Growers are also worried that there will be an incredible backlog at the limited number of DEA facilities that are able to test their hemp, and the regulations aren’t clear on what they should do in that event: are they allowed to harvest the hemp after 15 days even if it hasn’t been tested yet? Also causing issues is that total THC is being tested for, as opposed to delta-9 THC, which is the psychotropic compound that distinguishes hemp from commercial marijuana. Changing the guidelines regarding the type of THC that is tested for will make it even more difficult for farmers to prevent their crops from testing “hot”.
Farm Bill Signed
The signing of the Farm Bill resulted in a huge wave of optimism for the potential of such a valuable commodity like hemp. Unfortunately, over-regulation of the industry could stifle it before it is really able to take hold, and the people who stand to lose the most are the small farmers who took a chance and risked everything to invest their future in these new crops.

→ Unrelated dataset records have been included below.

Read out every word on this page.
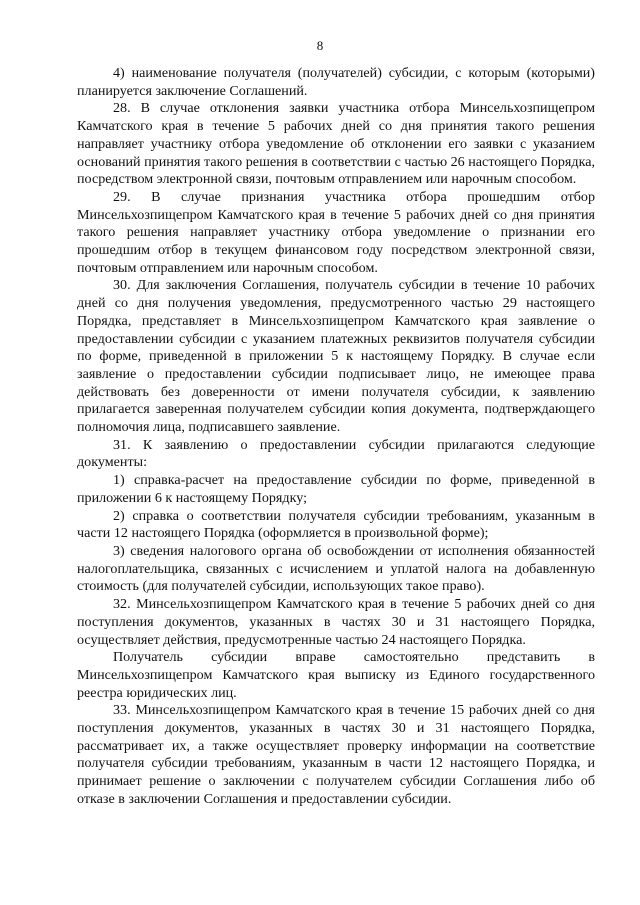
8

4) наименование получателя (получателей) субсидии, с которым (которыми) планируется заключение Соглашений.

28. В случае отклонения заявки участника отбора Минсельхозпищепром Камчатского края в течение 5 рабочих дней со дня принятия такого решения направляет участнику отбора уведомление об отклонении его заявки с указанием оснований принятия такого решения в соответствии с частью 26 настоящего Порядка, посредством электронной связи, почтовым отправлением или нарочным способом.

29. В случае признания участника отбора прошедшим отбор Минсельхозпищепром Камчатского края в течение 5 рабочих дней со дня принятия такого решения направляет участнику отбора уведомление о признании его прошедшим отбор в текущем финансовом году посредством электронной связи, почтовым отправлением или нарочным способом.

30. Для заключения Соглашения, получатель субсидии в течение 10 рабочих дней со дня получения уведомления, предусмотренного частью 29 настоящего Порядка, представляет в Минсельхозпищепром Камчатского края заявление о предоставлении субсидии с указанием платежных реквизитов получателя субсидии по форме, приведенной в приложении 5 к настоящему Порядку. В случае если заявление о предоставлении субсидии подписывает лицо, не имеющее права действовать без доверенности от имени получателя субсидии, к заявлению прилагается заверенная получателем субсидии копия документа, подтверждающего полномочия лица, подписавшего заявление.

31. К заявлению о предоставлении субсидии прилагаются следующие документы:

1) справка-расчет на предоставление субсидии по форме, приведенной в приложении 6 к настоящему Порядку;

2) справка о соответствии получателя субсидии требованиям, указанным в части 12 настоящего Порядка (оформляется в произвольной форме);

3) сведения налогового органа об освобождении от исполнения обязанностей налогоплательщика, связанных с исчислением и уплатой налога на добавленную стоимость (для получателей субсидии, использующих такое право).

32. Минсельхозпищепром Камчатского края в течение 5 рабочих дней со дня поступления документов, указанных в частях 30 и 31 настоящего Порядка, осуществляет действия, предусмотренные частью 24 настоящего Порядка.

Получатель субсидии вправе самостоятельно представить в Минсельхозпищепром Камчатского края выписку из Единого государственного реестра юридических лиц.

33. Минсельхозпищепром Камчатского края в течение 15 рабочих дней со дня поступления документов, указанных в частях 30 и 31 настоящего Порядка, рассматривает их, а также осуществляет проверку информации на соответствие получателя субсидии требованиям, указанным в части 12 настоящего Порядка, и принимает решение о заключении с получателем субсидии Соглашения либо об отказе в заключении Соглашения и предоставлении субсидии.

The USDA issued an open call for people to give their feedback on the new hemp production regulations, and the comment period will be open until January 29, 2020. Comments can either be submitted through the regulations.gov website, via fax: 202-720-8938, or through the mail: Docket Clerk, Marketing Order and Agreement Division, Specialty Crops Program, AMS; USDA; 1400 Independence Ave. SW, STOP 0237; Washington, DC 20250-0237.